High homogeneity of MMR deficiency in ovarian cancer.

Objective: Mismatch repair (MMR) deficiency and Bethesda panel microsatellite instability (MSI) are increasingly analyzed to identify tumors that might benefit from immune checkpoint inhibitors, but tumor heterogeneity is a potential obstacle for such analyses. In ovarian cancer, data on intratumoral heterogeneity of MMR deficiency/MSI are lacking.

Methods: N = 582 ovarian cancers were screened for MMR deficiency by immunohistochemistry (IHC) on a tissue microarray. 10 cases suspect for MMR deficiency were identified among 478 interpretable cancers and repeated IHC on large sections combined with polymerase chain reaction (PCR)-based MSI analysis validated MMR deficiency/MSI in 9 of these tumors.

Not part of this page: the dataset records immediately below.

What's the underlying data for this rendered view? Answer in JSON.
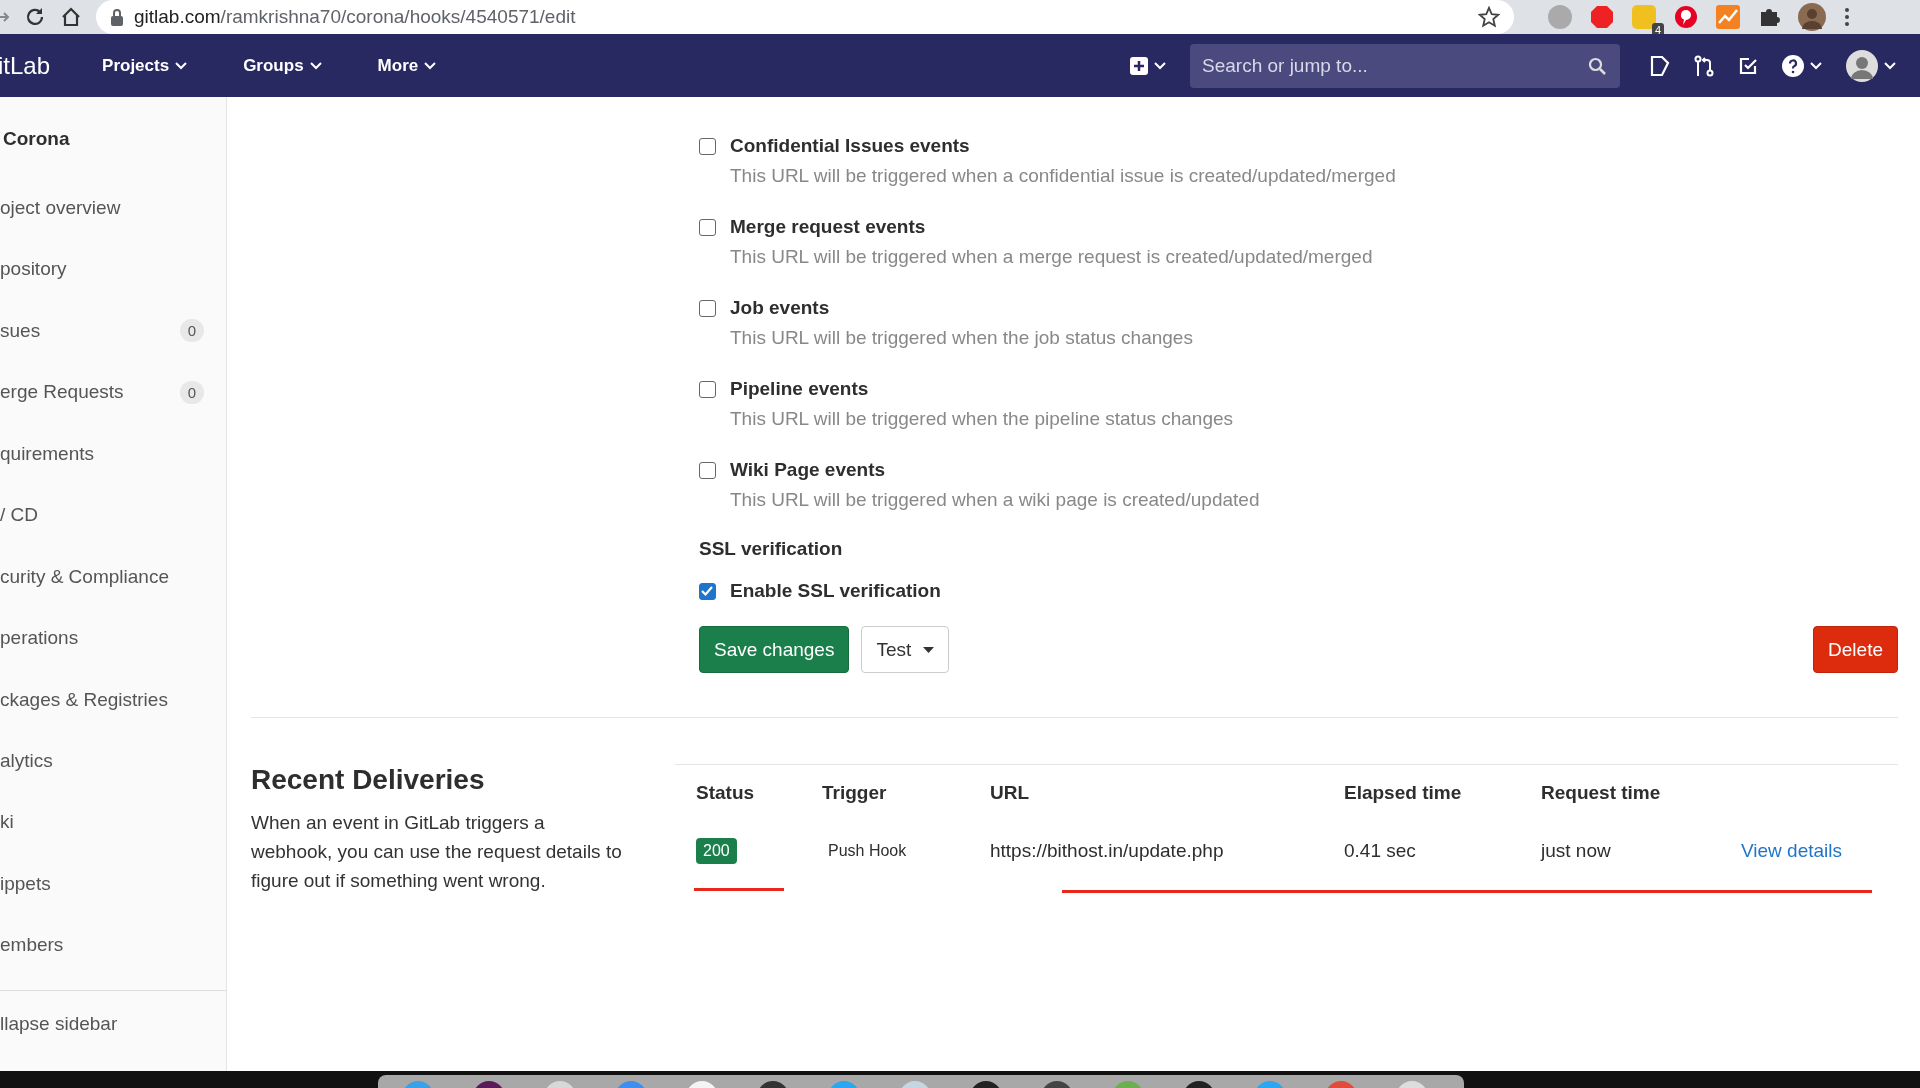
{
  "browser": {
    "url_host": "gitlab.com",
    "url_path": "/ramkrishna70/corona/hooks/4540571/edit",
    "extension_badge": "4"
  },
  "navbar": {
    "logo": "itLab",
    "menus": [
      "Projects",
      "Groups",
      "More"
    ],
    "search": {
      "placeholder": "Search or jump to..."
    }
  },
  "sidebar": {
    "project": "Corona",
    "items": [
      {
        "label": "oject overview"
      },
      {
        "label": "pository"
      },
      {
        "label": "sues",
        "count": "0"
      },
      {
        "label": "erge Requests",
        "count": "0"
      },
      {
        "label": "quirements"
      },
      {
        "label": "/ CD"
      },
      {
        "label": "curity & Compliance"
      },
      {
        "label": "perations"
      },
      {
        "label": "ckages & Registries"
      },
      {
        "label": "alytics"
      },
      {
        "label": "ki"
      },
      {
        "label": "ippets"
      },
      {
        "label": "embers"
      }
    ],
    "collapse": "llapse sidebar"
  },
  "triggers": [
    {
      "label": "Confidential Issues events",
      "description": "This URL will be triggered when a confidential issue is created/updated/merged",
      "checked": false
    },
    {
      "label": "Merge request events",
      "description": "This URL will be triggered when a merge request is created/updated/merged",
      "checked": false
    },
    {
      "label": "Job events",
      "description": "This URL will be triggered when the job status changes",
      "checked": false
    },
    {
      "label": "Pipeline events",
      "description": "This URL will be triggered when the pipeline status changes",
      "checked": false
    },
    {
      "label": "Wiki Page events",
      "description": "This URL will be triggered when a wiki page is created/updated",
      "checked": false
    }
  ],
  "ssl": {
    "heading": "SSL verification",
    "label": "Enable SSL verification",
    "checked": true
  },
  "buttons": {
    "save": "Save changes",
    "test": "Test",
    "delete": "Delete"
  },
  "deliveries": {
    "title": "Recent Deliveries",
    "description": "When an event in GitLab triggers a webhook, you can use the request details to figure out if something went wrong.",
    "columns": [
      "Status",
      "Trigger",
      "URL",
      "Elapsed time",
      "Request time"
    ],
    "rows": [
      {
        "status": "200",
        "trigger": "Push Hook",
        "url": "https://bithost.in/update.php",
        "elapsed": "0.41 sec",
        "request_time": "just now",
        "link": "View details"
      }
    ]
  }
}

Results: MMR deficiency/MSI was predominantly seen in endmetrioid cancers (8 of 35, 23%) and also in 1 of 358 serous carcinomas (0.3%), but was absent in 34 mucinous carcinomas, 23 clear cell carcinomas, 17 malignant mixed Mullerian tumors (carcinosarcomas), and 11 mixed carcinomas. MMR deficiency involed protein loss of PMS2/MLH1 in 6 cases and of MSH2 and/or MSH6 in 3 cases. 7 MMR deficient cancers were MSI-high (all endometrioid), one was MSI-low (endometrioid) and one cancer with unequivocal MMR protein loss exhibited microsatellite stability (serous). MLH1 promotor methylation was observed in 4 of 5 endometrioid cancers with MLH1 protein loss. Immunostaining of all available cancer-containing tissue blocks (n = 114) of tumors with confirmed MMR deficiency/MSI revealed uniform MMR status throughout the entire tumor mass.

Conclusions: Our data show that MSI is present in a substantial proportion of endometrioid ovarian cancers but can also occur in other tumor subtypes. MMR deficiency/MSI typically involves the entire tumor mass, suggesting that MMR inactivation occurs early in tumorigenesis in a subset of ovarian cancers.